I know those words were spoken with good intentions and the people who have said them meant to show their love and care for me and my girls. I appreciate their hearts, but I cannot force myself to fake positivism, nor to deny my grief.
It’s been hard for me to embrace the tension that comes with holding on to hope and being grateful amidst the tragedy and pain of loosing my husband. Every one of the 269 days since Jason died have been like an emotionally and mentally bipolar roller coaster.
But I know that the very hard moments also help me to process my grief and to appreciate the very good moments. Happy-sad goes hand in hand.
It may sound weird, but I had to give myself permission to suffer, permission to be a mess. I had to tell my kids that they don’t need to be strong for me, and that it’s okay to fall apart, because as sure as the sun rises again each morning, we too will rise and fall, but most importantly get another chance each day to try again and again and again.

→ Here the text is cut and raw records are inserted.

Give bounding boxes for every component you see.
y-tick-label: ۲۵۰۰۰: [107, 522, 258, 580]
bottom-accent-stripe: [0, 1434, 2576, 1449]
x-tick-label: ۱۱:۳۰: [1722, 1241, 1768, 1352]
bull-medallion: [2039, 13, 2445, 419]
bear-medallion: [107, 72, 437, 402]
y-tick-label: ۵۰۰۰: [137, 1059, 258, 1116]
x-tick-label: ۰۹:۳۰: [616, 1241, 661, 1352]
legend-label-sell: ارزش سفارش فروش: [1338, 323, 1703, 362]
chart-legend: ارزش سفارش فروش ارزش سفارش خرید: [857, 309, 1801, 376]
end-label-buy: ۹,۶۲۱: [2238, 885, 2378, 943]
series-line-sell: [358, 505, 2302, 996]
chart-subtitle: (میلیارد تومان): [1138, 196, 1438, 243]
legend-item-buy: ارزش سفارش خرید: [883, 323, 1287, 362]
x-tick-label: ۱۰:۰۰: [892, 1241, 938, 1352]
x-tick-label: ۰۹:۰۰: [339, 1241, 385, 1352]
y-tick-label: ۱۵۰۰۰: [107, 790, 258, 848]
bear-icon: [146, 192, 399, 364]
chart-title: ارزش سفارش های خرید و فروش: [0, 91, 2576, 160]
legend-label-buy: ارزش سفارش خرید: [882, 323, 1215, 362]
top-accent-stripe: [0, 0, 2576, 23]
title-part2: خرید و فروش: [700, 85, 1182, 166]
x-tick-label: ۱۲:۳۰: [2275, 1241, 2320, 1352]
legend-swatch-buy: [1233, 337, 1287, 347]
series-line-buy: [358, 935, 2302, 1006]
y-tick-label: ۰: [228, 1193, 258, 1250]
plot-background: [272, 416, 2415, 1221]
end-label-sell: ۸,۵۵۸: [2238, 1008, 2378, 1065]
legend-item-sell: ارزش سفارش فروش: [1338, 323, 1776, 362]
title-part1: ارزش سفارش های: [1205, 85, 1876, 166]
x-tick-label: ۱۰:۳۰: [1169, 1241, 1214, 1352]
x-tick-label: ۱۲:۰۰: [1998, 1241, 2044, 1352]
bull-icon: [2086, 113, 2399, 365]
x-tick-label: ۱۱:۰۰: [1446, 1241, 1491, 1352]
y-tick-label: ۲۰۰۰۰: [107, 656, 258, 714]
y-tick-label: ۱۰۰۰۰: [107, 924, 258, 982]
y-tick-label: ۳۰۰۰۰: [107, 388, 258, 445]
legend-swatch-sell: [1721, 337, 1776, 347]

Chances are we won’t do this grief thing right, because there is no right way to grief. There is only honest and authentic ways to grief - and yes, it’s messy and uncomfortable. Such is life.
So, if you are grieving, or going through a bunch of painful emotions, of if you know someone who is, please give yourself and others your unconditional love and non-judging support. None of us is imune to the”bad” emotions. We are all in this together.